Map, Reduce and co.

Started by
4 comments, last by SamLowry 16 years, 11 months ago
This thread will explain common higher-order functions such as map and reduce (also known as fold) as will it provide some exercises. map map takes a function and a list, and applies the function on every element of the list. The results are put in a new list, with the order preserved:

> (map sqr '(1 2 3 4 5))
(1 4 9 16 25)
I would suggest implementing this function yourself. fold This is a tricky one, but I find myself using it quite often. One way to see it, is that it applies associativity. In short (for long explanation, click link): The addition operation + is associative because 1+2+3=1+(2+3) = (1+2)+3. The power operation, ^, is not associative: 2^(3^4) != (2^3)^4 because 2417851639229258349412352 != 4096. So, when confronted with 2^3^4, you need a convention: you either evaluate it as (2^3)^4, known as left-associativity, or you go for 2^(3^4), right associativity. Given a binary function (= takes two arguments) and a list of arguments, fold-left will apply left associativity, and fold-right will apply right associativity:

(fold-left + '(1 2 3 4 5))
computes
(((1 + 2) + 3) + 4) + 5

(fold-right + '(1 2 3 4 5))
computes
1 + (2 + (3 + (4 + 5)))
In this example, both expressions will yield the same end result, as + is associative meaning that grouping from the left or the right does not matter. What happens though when you give one of the folds an empty list? This problem is solved by providing an extra argument, the "neutral element". One could say this neutral element is returned in the case of an empty list, but that wouldn't be fully correct. What really happens is that this neutral element will be added implicitly to the list:

(fold-left + 0 '(1 2 3 4 5))
==
((((0 + 1) + 2) + 3) + 4) + 5

(fold-right + '(1 2 3 4 5) 0)
==
1 + (2 + (3 + (4 + (5 + 0))))
Notice the position of the neutral element in the list: fold-left puts in on the left, fold-right on the right. Simply put, they each put it so that it will be part of the first subexpression evaluated. Another way of interpreting fold is to see it as an automatic accumulator. This view is easier to understand when your binary function does not take 2 arguments of the same type or if some processing goes on inside it. Instead of seeing it as applying associativity, you see it as having a list of values which you want to process them one by one, and each of them will add a small bit to the end result. As an example, let's write a binary-number-parser. You give it a list of binary digits, and it will return the number it represents:

> (binary->value '(1 1 0 0 1 0 1 1))
203
The algorithm I'll implement will process each digit in turn. Imagine you have parsed the binary number 110, and you know it to represent 6. But then you discover there's still a digit following, a 1. What do you do? Since the original 110 shifts one place to the left, you know its value is worth double your original thoughts: the 110 part is in fact 6*2=12, and you have to add 1 to that (the newest digit), so the correct value is 13. But then someone tells you there's yet another digit coming... If you repeat this system for each digit in the list, you'll eventually get the right result. Or for the more formally inclined: abcde = abcd * 2 + e So, how do we write this in Scheme?
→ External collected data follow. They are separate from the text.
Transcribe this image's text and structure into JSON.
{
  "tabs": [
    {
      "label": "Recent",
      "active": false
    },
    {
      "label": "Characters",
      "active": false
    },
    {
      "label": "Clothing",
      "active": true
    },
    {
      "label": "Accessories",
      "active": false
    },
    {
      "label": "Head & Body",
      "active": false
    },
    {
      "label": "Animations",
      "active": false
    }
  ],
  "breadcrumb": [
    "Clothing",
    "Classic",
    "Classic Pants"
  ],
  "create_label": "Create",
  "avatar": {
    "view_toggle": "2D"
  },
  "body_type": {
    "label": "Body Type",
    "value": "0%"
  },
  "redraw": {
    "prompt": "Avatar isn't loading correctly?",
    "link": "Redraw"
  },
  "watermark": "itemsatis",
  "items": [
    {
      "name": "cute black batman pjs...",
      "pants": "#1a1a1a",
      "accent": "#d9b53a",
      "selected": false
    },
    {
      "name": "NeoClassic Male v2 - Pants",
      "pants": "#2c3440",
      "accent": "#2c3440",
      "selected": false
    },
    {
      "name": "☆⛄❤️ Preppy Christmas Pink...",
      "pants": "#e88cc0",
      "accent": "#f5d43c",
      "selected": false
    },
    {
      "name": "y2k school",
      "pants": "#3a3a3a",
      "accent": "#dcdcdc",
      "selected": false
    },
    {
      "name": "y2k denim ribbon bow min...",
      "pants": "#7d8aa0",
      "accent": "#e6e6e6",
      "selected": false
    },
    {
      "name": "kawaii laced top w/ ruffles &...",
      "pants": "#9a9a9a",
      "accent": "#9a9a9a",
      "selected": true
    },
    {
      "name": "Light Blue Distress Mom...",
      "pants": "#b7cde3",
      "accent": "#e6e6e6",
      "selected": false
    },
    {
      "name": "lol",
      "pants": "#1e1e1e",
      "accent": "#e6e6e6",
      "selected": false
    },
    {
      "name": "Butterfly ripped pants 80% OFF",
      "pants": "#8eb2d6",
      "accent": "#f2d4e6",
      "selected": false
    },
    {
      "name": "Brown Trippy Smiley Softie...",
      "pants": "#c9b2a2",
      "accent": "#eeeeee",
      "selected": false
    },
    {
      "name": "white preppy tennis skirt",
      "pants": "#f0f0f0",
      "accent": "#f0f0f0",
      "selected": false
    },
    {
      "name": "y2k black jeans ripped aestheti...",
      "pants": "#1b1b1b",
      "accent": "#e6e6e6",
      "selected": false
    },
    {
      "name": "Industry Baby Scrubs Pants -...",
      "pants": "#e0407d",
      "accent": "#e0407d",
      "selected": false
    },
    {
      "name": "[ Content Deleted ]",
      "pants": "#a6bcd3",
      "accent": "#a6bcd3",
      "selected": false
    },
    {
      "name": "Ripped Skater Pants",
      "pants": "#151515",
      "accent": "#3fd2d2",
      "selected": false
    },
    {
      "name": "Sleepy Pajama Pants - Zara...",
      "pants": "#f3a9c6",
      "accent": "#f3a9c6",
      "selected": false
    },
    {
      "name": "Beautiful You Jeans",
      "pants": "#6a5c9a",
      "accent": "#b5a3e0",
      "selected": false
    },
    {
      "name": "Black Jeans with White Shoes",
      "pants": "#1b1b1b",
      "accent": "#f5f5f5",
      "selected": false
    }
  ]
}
(define (binary->value lst)
  (fold-left (lambda (x y) (+ (* 2 x) y))
             0
             lst))
If made a bit more verbose:

(define (binary->value lst)
  (fold-left (lambda (x y)
               (let ((result (+ (* 2 x) y)))
                 (display (format "Accumulated ~A, received new digit ~A ==> ~A * 2 + ~A = ~A~%"
                                  x
                                  y
                                  x
                                  y
                                  result))
                 result))
               0
               lst))

> (binary->value '(1 1 0 1))
Accumulated 0, received new digit 1 ==> 0 * 2 + 1 = 1
Accumulated 1, received new digit 1 ==> 1 * 2 + 1 = 3
Accumulated 3, received new digit 0 ==> 3 * 2 + 0 = 6
Accumulated 6, received new digit 1 ==> 6 * 2 + 1 = 13
The best way to understand fold is to make some exercises, which will soon be coming. [Edited by - SamLowry on May 9, 2007 5:35:46 PM]
Advertisement
Some exercises. These assume map is provided by your version of Scheme (otherwise you'll have to implement it yourself, see ex. 1 of the next section).

1. Implement a tree-map which works like map, but on trees instead of lists:
> (tree-map square '((1 2) (3 (4 5))))(tree-map square '((1 4) (9 (16 25))))


2. Implement (filter pred lst) which given a predicate (unary function returning true or false) and a list, will return a new list of all items for which the predicate returns true. Order must be maintained:
> (filter odd? '(1 2 3 4 5))(1 3 5)


3. Implement this filter function using map.
Hint:
(apply func '(x y z)) ==== (func x y z)

Second hint: append

4. Write an (index lst) function using map:
> (index '(a b c))((0 . a) (1 . b) (2 . c))

Note: this is in my opinion a very ugly way of solving this problem.

5. Write an (unordered-pairs lst) function:
> (unordered-pairs '(1 2 3 4))((3 . 4) (2 . 3) (2 . 4) (1 . 2) (1 . 3) (1 . 4))

Order is not important.

6. Write a (combinations lst) function which returns a list of all possible subsets (= list where order is not important, (1 2) = (2 1)):
> (combinations '(1 2 3))(() (3) (2) (2 3) (1) (1 3) (1 2) (1 2 3))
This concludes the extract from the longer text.